Como para todo en esta vida, hay karateguis diferentes para diferentes tipos de entreno. Se usan más livianos para las clases de técnicas básicas y de combate en donde la velocidad (la que uno alcance a su edad, claro), es más importante y unos mucho más gruesos para hacer las katas, porque suenan bonito y se miran mejor. Mi traje de kata es tan tradicional, que no tiene elástico y se lo ajusta uno con unas pitas que van dentro de la cintura del pantalón. Me encanta mi traje. Detesto ponérmelo y peor aún, quitármelo. Es tan tieso que me cuesta un mundo aflojarlo de donde me lo apreté para que no se me cayera a media clase (ya me pasó, no fue divertido).

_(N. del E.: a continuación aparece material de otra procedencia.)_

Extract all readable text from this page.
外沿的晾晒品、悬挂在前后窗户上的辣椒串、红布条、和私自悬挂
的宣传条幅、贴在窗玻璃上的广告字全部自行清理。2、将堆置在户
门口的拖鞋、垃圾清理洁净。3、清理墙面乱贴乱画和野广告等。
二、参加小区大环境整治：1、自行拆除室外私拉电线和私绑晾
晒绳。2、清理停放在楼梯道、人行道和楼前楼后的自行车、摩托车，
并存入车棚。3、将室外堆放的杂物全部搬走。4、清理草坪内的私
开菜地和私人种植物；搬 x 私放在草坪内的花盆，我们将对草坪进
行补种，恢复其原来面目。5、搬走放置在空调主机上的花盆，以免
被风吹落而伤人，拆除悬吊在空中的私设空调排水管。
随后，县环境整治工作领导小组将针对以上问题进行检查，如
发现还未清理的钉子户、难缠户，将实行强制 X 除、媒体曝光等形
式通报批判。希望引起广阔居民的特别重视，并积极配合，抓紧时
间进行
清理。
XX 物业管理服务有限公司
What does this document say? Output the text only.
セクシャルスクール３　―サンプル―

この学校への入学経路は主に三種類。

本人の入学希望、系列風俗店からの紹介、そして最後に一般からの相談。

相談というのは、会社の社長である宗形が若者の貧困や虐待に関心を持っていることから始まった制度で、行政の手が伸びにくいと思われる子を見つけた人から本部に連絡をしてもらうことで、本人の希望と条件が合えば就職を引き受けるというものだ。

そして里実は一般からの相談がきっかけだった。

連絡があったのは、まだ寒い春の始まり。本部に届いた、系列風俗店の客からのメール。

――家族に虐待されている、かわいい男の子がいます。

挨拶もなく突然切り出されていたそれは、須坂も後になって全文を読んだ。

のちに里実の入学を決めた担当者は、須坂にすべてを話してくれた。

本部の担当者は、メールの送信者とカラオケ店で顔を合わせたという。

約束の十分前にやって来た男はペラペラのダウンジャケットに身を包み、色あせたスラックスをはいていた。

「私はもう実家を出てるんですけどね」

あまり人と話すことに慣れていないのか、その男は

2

Mi papá decía que todo tiene un modo y que, si uno lo conoce, las cosas se pueden hacer suavecito, así, alargando la «i» y haciendo una seña con los dedos. Es de esos temas recurrentes sobre los que patina mi cerebro: todo tiene un método que hace la vida más fácil. Las cosas tienen una forma adecuada de hacerse y, aunque se puede luchar en contra, la consecuencia es sufrir más de lo necesario e inevitable. Como querer meter algo circular en un agujero triangular más pequeño que el diámetro. Eventualmente, a la fuerza seguro, se puede. Pero mejor si encontramos el agujero que le corresponde…

Los métodos ya comprobados por supuesto que pueden mejorarse. Todo puede mejorarse. Pero hacia el lado de lo más eficiente y sencillo, nunca a la inversa. Igual que mi forma de arrancarme el hombro para poder bajarme el karategui… Resulta que sólo hay que halar de las pitas de los lados.